Erstes Backup der Fotos auf dem RAID 5 Laufwerk.

Ich betreibe an meinem Mac per USB ein RAID Laufwerk. Und zwar im RAID 5 Mode. Was das ist könnt ihr sehr gut unter diesem Artikel nachlesen.

Darin sind 4 x 2TB = 8TB Festplatten verwenden.

ACHTUNG! Marken Festplatten verwenden!!!!  Ja, die können schnell teuer werden! Aber Datenverlust ist noch viel teurer!

Das bedeutet bei RAID 5 eine effektive Nutzung von 6TB Speicherkapazität. Diesen Speicherplatz betrachte ich als ganz besonders „wertvoll“. Daher werden auf diesem Laufwerk auch nur „unwiederbringliche“ Daten (Fotos) abgespeichert. Andere Daten wie z.B. Videos/Musik/Mediathek/… kommen nicht auf diese Platte bzw. bleiben nicht lange dort.  Durch den RAID Einsatz ist die Gefahr, das durch eine defekte Festplatte Datenverlust entsteht , weiter minimiert. Aber Achtung! Solch ein RAID System schützt nicht gegen Datenverlust z.B. durch äußere Einflüsse. Wasserschäden, Brand, Diebstahl, Fehlbedienung…alles noch nicht damit abgedeckt. Denkt bitte daran.

Fotoverwaltung in Adobe Lightroom

Ich verwalte meine kompletten Fotos in Adobe Lightroom. Kein kopieren im Finder (Explorer) oder ähnliches. Das führt nur zu einer instabilen Lightroom Datenbank. Das war am Anfang bei meinem Umstieg von Windows auf Mac schon eine Umstellung. Aber sauberes Datenhandling macht sich auf Dauer sehr bezahlt.

Jetzt erfolgt die Selektion der Fotos bzw. die Vergabe der Sterne! Ich halte es meist recht einfach und lösche völlig unbrauchbare Fotos sofort. Die „keeper“ bekommen 5*. Alles darunter 4*.Diese wandern sofort in ein neues Verzeichnis auf dem RAID. 4* Bilder behalte ich (z.B. von einem Hochzeitsauftrag) ein paar Monate. Danach werden auch diese gelöscht. Das ist ebenfalls ganz wesentlich und ein wichtiger Teil meiner Datenhandling-Strategie! Löschen! Trennen von 2. Klasse Fotos. Aufräumen! Übersichtlichkeit bewahren!

Nach der RAW Entwicklung verschiebe ich die 5* Fotos ebenfalls aufs RAID. Final bekommen die heraus gerechneten JPEG (Kundenbilder) ebenfalls ein eigenes Verzeichnis am RAID.

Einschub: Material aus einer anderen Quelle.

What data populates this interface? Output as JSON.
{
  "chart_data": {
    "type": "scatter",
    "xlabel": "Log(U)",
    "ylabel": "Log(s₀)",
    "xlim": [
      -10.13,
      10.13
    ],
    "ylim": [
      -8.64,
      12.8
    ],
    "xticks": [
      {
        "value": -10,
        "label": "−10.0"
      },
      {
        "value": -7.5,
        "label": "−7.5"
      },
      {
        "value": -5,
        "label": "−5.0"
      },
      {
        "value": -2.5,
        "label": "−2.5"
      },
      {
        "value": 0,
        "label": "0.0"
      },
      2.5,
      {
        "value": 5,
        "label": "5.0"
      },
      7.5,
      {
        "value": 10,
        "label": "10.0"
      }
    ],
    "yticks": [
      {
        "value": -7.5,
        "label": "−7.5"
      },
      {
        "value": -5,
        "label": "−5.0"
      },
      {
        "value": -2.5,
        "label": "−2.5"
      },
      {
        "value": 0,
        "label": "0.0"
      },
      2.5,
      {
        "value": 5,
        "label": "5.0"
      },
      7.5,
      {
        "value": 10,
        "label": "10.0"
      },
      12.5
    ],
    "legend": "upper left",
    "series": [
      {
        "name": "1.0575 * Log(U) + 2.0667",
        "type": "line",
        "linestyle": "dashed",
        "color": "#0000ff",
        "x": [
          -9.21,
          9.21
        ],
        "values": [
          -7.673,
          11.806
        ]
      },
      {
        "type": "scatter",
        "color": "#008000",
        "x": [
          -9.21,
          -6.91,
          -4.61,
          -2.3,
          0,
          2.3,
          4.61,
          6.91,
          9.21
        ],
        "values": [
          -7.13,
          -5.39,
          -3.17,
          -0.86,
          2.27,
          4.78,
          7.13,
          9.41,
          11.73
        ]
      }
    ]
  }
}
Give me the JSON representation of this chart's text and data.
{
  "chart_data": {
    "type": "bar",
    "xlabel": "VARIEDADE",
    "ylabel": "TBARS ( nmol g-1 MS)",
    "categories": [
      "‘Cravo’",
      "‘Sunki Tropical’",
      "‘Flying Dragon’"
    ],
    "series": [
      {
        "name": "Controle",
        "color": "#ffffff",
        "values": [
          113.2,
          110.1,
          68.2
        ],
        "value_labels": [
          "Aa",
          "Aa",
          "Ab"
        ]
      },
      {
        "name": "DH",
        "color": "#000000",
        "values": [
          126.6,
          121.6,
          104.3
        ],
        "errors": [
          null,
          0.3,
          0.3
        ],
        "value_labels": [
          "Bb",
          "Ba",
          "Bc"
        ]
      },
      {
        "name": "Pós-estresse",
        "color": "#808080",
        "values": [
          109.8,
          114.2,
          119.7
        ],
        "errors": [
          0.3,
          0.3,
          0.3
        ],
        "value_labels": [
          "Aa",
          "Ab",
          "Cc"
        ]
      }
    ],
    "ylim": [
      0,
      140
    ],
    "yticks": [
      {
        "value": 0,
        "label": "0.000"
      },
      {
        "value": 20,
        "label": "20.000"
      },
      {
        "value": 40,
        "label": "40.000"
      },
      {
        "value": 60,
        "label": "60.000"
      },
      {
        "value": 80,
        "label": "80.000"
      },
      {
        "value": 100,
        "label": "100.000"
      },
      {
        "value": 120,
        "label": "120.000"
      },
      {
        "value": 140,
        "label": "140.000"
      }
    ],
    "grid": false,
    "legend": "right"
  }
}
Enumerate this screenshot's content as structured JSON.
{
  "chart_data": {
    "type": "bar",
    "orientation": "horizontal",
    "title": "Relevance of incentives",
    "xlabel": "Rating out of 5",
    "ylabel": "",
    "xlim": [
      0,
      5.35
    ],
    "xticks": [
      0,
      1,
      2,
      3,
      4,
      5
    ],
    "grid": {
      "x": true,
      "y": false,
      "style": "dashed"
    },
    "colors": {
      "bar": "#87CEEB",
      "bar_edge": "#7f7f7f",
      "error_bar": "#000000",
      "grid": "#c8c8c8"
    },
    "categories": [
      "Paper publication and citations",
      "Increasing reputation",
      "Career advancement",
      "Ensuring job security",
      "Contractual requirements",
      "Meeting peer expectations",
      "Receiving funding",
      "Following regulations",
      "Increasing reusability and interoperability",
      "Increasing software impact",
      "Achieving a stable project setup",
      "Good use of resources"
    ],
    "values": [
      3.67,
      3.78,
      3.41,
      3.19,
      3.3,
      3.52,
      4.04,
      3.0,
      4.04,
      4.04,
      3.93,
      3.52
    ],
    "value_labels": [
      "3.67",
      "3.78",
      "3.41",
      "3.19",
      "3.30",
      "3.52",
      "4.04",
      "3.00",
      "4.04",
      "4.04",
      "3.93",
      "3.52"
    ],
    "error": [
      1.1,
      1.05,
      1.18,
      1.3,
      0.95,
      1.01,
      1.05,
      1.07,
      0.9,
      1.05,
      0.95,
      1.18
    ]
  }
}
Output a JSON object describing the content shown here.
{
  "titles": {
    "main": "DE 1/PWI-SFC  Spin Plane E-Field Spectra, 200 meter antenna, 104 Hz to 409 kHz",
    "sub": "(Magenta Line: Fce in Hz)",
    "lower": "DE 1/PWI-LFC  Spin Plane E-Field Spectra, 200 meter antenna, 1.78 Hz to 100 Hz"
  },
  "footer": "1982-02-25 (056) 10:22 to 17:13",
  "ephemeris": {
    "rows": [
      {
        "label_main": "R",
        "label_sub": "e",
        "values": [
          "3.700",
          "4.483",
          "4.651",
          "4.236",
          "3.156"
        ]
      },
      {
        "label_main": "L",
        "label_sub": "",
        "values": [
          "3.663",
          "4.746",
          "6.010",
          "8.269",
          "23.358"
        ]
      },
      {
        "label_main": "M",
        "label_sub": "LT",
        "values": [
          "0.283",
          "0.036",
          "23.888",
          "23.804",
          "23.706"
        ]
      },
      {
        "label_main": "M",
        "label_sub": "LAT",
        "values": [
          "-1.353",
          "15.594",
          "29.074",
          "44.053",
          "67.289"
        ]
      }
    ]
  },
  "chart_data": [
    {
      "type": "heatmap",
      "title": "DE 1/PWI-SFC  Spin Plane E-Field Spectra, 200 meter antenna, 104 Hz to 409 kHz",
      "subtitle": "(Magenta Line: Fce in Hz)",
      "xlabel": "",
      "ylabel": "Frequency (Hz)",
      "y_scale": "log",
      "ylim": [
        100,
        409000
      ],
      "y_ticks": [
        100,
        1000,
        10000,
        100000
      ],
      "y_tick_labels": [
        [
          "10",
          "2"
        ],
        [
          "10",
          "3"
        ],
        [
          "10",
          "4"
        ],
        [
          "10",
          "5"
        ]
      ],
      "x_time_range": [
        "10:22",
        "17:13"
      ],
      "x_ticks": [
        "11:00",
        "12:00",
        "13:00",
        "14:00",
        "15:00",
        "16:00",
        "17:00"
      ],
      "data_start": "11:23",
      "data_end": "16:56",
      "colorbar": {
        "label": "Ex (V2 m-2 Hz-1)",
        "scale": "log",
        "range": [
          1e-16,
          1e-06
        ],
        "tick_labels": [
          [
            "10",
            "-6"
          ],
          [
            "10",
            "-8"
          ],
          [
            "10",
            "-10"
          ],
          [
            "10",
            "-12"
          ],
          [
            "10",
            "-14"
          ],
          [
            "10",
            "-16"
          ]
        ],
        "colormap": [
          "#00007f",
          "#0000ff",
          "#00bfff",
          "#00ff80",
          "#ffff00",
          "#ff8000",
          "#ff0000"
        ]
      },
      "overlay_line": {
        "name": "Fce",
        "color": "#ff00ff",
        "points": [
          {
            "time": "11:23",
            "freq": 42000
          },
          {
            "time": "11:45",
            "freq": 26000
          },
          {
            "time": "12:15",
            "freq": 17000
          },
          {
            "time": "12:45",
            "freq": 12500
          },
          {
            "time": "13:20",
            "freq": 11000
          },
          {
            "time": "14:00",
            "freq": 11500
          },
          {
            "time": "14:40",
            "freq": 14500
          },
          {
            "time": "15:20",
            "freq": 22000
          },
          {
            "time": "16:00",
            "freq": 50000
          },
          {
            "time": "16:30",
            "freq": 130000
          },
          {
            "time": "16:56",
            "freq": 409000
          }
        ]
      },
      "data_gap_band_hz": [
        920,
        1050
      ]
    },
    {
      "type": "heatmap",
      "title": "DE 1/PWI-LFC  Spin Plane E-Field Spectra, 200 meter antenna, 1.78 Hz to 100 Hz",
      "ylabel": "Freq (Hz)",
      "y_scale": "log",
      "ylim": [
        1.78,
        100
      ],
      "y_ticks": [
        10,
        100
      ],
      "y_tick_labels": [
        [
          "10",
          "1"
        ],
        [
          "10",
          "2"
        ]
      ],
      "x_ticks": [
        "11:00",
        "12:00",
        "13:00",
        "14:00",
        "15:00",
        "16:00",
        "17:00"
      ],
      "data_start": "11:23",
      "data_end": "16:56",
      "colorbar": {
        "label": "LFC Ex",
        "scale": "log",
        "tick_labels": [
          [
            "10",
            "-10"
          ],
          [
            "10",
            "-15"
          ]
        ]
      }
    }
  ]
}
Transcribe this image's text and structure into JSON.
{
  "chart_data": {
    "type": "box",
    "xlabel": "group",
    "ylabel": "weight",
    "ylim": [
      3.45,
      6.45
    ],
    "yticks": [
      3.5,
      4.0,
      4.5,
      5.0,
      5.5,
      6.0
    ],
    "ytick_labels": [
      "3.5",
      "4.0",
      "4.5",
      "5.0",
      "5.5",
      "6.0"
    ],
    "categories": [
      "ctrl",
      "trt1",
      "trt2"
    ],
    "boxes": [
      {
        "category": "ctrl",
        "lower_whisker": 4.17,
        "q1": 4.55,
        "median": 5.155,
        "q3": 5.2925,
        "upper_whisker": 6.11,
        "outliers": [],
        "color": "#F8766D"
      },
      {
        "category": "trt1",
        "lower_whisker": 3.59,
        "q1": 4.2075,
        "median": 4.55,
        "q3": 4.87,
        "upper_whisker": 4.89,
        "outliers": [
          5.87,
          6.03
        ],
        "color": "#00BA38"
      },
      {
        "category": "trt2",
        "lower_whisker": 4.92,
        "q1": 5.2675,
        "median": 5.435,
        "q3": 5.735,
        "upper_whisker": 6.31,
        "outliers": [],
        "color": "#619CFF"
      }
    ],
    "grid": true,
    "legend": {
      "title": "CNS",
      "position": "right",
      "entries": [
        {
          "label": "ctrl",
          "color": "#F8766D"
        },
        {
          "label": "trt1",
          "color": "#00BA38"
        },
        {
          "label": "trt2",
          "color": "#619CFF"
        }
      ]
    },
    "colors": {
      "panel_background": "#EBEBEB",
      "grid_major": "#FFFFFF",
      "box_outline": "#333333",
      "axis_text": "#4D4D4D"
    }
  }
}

Jahresbackup des LR Katalogs

Der Gesamte LR Katalog inkl. Bilddaten (ich habe für jedes Jahr einen eigenen) z.B. „2015“ wird auf eine weitere externe Festplatte gesichert (auch mehrmals unterjährig) und wird, und das ist ganz wichtig! EXTERN, in einer anderen Wohnung, gelagert. Das gibt mir die Sicherheit auch gegen äußere Einflüsse gerüstet zu sein.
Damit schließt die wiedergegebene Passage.